I might write a blog post on this, but I seriously believe we collectively need to rethink The Cathedral and the Bazaar.
The Cathedral won. Full stop. Everyone, more or less, is just a stonecutter, competing to sell the best stone (i.e. content, libraries, source code, tooling) for building the cathedrals with. If the world is a farmer's market, we're shocked that the farmer's market is not defeating Walmart, and never will.
People want Cathedrals; not Bazaars. Being a Bazaar vendor is a race to the bottom. This is not the Cathedral exploiting a "tragedy of the commons," it's intrinsic to decentralization as a whole. The Bazaar feeds the Cathedral, just as the farmers feed Walmart, just as independent websites feed Claude, a food chain and not an aberration.
The Cathedral and the Bazaar meets The Tragedy of the Commons.
Let's say there's two competing options in some market. One option is fully commercialized, the other option holds to open-source ideals (whatever those are).
The commercial option attracts investors, because investors like money. The money attracts engineers, because at some point "hacker" came to mean "comfortable lifestyle in a high COL area". The commercial option gets all the resources, it gets a marketing team, and it captures 75% of the market because most people will happily pay a few dollars for something they don't have to understand.
The open source option attracts a few enthusiasts (maybe; or, often, just one), who labor at it in whatever spare time they can scrape together. Because it's free, other commercial entities use and rely on the open source thing, as long it continues to be maintained in something that, if you squint, resembles slave labor. The open source option is always a bit harder to use, with fewer features, but it appeals to the 25% of the market that cares about things like privacy or ownership or self-determination.
So, one conclusion is "people want Cathedrals", but another conclusion could be that all of our society's incentives are aligned towards Cathedrals.
It would be insane, after all, to not pursue wealth just because of some personal ideals.
This is pretty much a more eloquent version of what I was about to write. It's dangerous to take a completely results oriented view of a situation where the commercial incentives are so absurdly lopsided. The cathedral owners spend more than the GDP of most countries every year on various carrots and sticks to maintain something like the current ecosystem. I think the current world is far from ideal for most people, but it's hard to compete against the coordinated efforts of the richest and most powerful entities in the world.
The answer is quite simply that where complexity exceeds the regular person's interest, there will be a cathedral.

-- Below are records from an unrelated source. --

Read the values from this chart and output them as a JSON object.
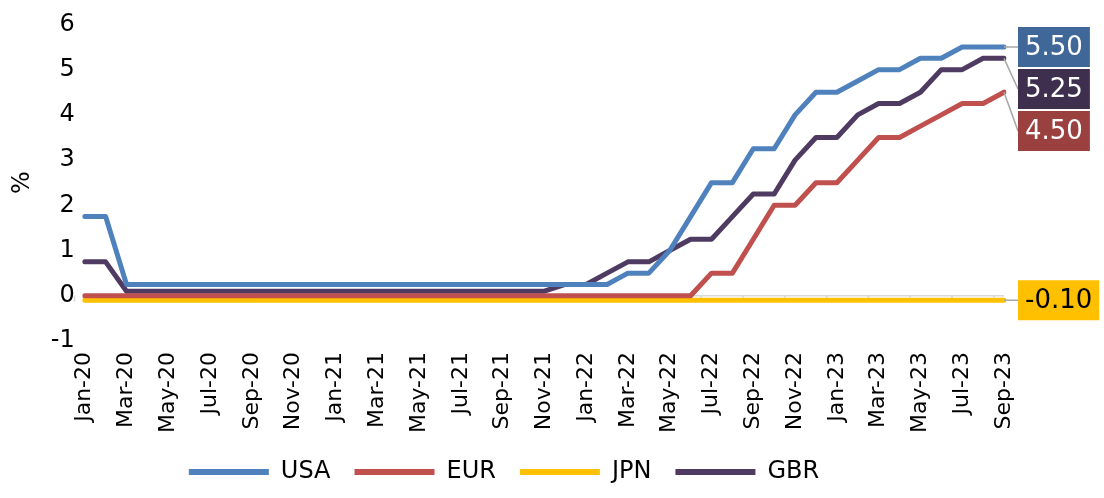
{
  "chart_data": {
    "type": "line",
    "ylabel": "%",
    "categories": [
      "Jan-20",
      null,
      "Mar-20",
      null,
      "May-20",
      null,
      "Jul-20",
      null,
      "Sep-20",
      null,
      "Nov-20",
      null,
      "Jan-21",
      null,
      "Mar-21",
      null,
      "May-21",
      null,
      "Jul-21",
      null,
      "Sep-21",
      null,
      "Nov-21",
      null,
      "Jan-22",
      null,
      "Mar-22",
      null,
      "May-22",
      null,
      "Jul-22",
      null,
      "Sep-22",
      null,
      "Nov-22",
      null,
      "Jan-23",
      null,
      "Mar-23",
      null,
      "May-23",
      null,
      "Jul-23",
      null,
      "Sep-23"
    ],
    "series": [
      {
        "name": "USA",
        "color": "#4f81bd",
        "values": [
          1.75,
          1.75,
          0.25,
          0.25,
          0.25,
          0.25,
          0.25,
          0.25,
          0.25,
          0.25,
          0.25,
          0.25,
          0.25,
          0.25,
          0.25,
          0.25,
          0.25,
          0.25,
          0.25,
          0.25,
          0.25,
          0.25,
          0.25,
          0.25,
          0.25,
          0.25,
          0.5,
          0.5,
          1.0,
          1.75,
          2.5,
          2.5,
          3.25,
          3.25,
          4.0,
          4.5,
          4.5,
          4.75,
          5.0,
          5.0,
          5.25,
          5.25,
          5.5,
          5.5,
          5.5
        ],
        "value_labels": [
          null,
          null,
          null,
          null,
          null,
          null,
          null,
          null,
          null,
          null,
          null,
          null,
          null,
          null,
          null,
          null,
          null,
          null,
          null,
          null,
          null,
          null,
          null,
          null,
          null,
          null,
          null,
          null,
          null,
          null,
          null,
          null,
          null,
          null,
          null,
          null,
          null,
          null,
          null,
          null,
          null,
          null,
          null,
          null,
          "5.50"
        ]
      },
      {
        "name": "EUR",
        "color": "#c0504d",
        "values": [
          0,
          0,
          0,
          0,
          0,
          0,
          0,
          0,
          0,
          0,
          0,
          0,
          0,
          0,
          0,
          0,
          0,
          0,
          0,
          0,
          0,
          0,
          0,
          0,
          0,
          0,
          0,
          0,
          0,
          0,
          0.5,
          0.5,
          1.25,
          2.0,
          2.0,
          2.5,
          2.5,
          3.0,
          3.5,
          3.5,
          3.75,
          4.0,
          4.25,
          4.25,
          4.5
        ],
        "value_labels": [
          null,
          null,
          null,
          null,
          null,
          null,
          null,
          null,
          null,
          null,
          null,
          null,
          null,
          null,
          null,
          null,
          null,
          null,
          null,
          null,
          null,
          null,
          null,
          null,
          null,
          null,
          null,
          null,
          null,
          null,
          null,
          null,
          null,
          null,
          null,
          null,
          null,
          null,
          null,
          null,
          null,
          null,
          null,
          null,
          "4.50"
        ]
      },
      {
        "name": "JPN",
        "color": "#ffc000",
        "values": [
          -0.1,
          -0.1,
          -0.1,
          -0.1,
          -0.1,
          -0.1,
          -0.1,
          -0.1,
          -0.1,
          -0.1,
          -0.1,
          -0.1,
          -0.1,
          -0.1,
          -0.1,
          -0.1,
          -0.1,
          -0.1,
          -0.1,
          -0.1,
          -0.1,
          -0.1,
          -0.1,
          -0.1,
          -0.1,
          -0.1,
          -0.1,
          -0.1,
          -0.1,
          -0.1,
          -0.1,
          -0.1,
          -0.1,
          -0.1,
          -0.1,
          -0.1,
          -0.1,
          -0.1,
          -0.1,
          -0.1,
          -0.1,
          -0.1,
          -0.1,
          -0.1,
          -0.1
        ],
        "value_labels": [
          null,
          null,
          null,
          null,
          null,
          null,
          null,
          null,
          null,
          null,
          null,
          null,
          null,
          null,
          null,
          null,
          null,
          null,
          null,
          null,
          null,
          null,
          null,
          null,
          null,
          null,
          null,
          null,
          null,
          null,
          null,
          null,
          null,
          null,
          null,
          null,
          null,
          null,
          null,
          null,
          null,
          null,
          null,
          null,
          "-0.10"
        ]
      },
      {
        "name": "GBR",
        "color": "#4f3b62",
        "values": [
          0.75,
          0.75,
          0.1,
          0.1,
          0.1,
          0.1,
          0.1,
          0.1,
          0.1,
          0.1,
          0.1,
          0.1,
          0.1,
          0.1,
          0.1,
          0.1,
          0.1,
          0.1,
          0.1,
          0.1,
          0.1,
          0.1,
          0.1,
          0.25,
          0.25,
          0.5,
          0.75,
          0.75,
          1.0,
          1.25,
          1.25,
          1.75,
          2.25,
          2.25,
          3.0,
          3.5,
          3.5,
          4.0,
          4.25,
          4.25,
          4.5,
          5.0,
          5.0,
          5.25,
          5.25
        ],
        "value_labels": [
          null,
          null,
          null,
          null,
          null,
          null,
          null,
          null,
          null,
          null,
          null,
          null,
          null,
          null,
          null,
          null,
          null,
          null,
          null,
          null,
          null,
          null,
          null,
          null,
          null,
          null,
          null,
          null,
          null,
          null,
          null,
          null,
          null,
          null,
          null,
          null,
          null,
          null,
          null,
          null,
          null,
          null,
          null,
          null,
          "5.25"
        ]
      }
    ],
    "ylim": [
      -1,
      6
    ],
    "yticks": [
      -1,
      0,
      1,
      2,
      3,
      4,
      5,
      6
    ],
    "grid": false,
    "legend": "bottom",
    "marker": "none",
    "line_style": "solid"
  }
}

It's not about capitalism or incentives. Humans have cognitive limits and technology is very low on the list for most. They want someone else to handle complexity so they can focus on their lives. Medieval guilds, religious hierarchies, tribal councils, your distribution's package repository, it's all cathedrals. Humans have always delegated complexity to trusted authorities.
The 25% who 'care about privacy or ownership' mostly just say they care. When actually faced with configuring their own email server or compiling their own kernel, 24% of that 25% immediately choose the cathedral. You know the type, the people who attend FOSDEM carrying MacBooks. The incentives don't create the demand for cathedrals, but respond to it. Even in a post-scarcity commune, someone would emerge to handle the complex stuff while everyone else gratefully lets them.
The bazaar doesn't lose because of capitalism. It loses because most humans, given the choice between understanding something complex or trusting someone else to handle it, will choose trust every time. Not just trust, but CYA (I'm not responsible for something I don't fully understand) every time. Why do you think AI is successful? I'd rather even trust a blathering robot than myself. It turns out, people like being told what to do on things they don't care about.
> The Bazaar feeds the Cathedral
Isn't this the licensing problem? Berkeley release BSD so that everyone can use it, people do years of work to make it passable, Apple takes it to make macOS and iOS because the license allows them to, and then they have both the community's work and their own work so everyone uses that.
The Linux kernel is GPLv2, not GPLv3, so vendors distribute binary blob drivers/firmware with their hardware and then the hardware becomes unusable as soon as they stop publishing new versions because then to use the hardware you're stuck with an old kernel with known security vulnerabilities, or they lock the boot loader because v2 lacks the anti-Tivoization clause in v3.
If you use a license that lets the cathedral close off the community's work then you lose, but what if you don't do that?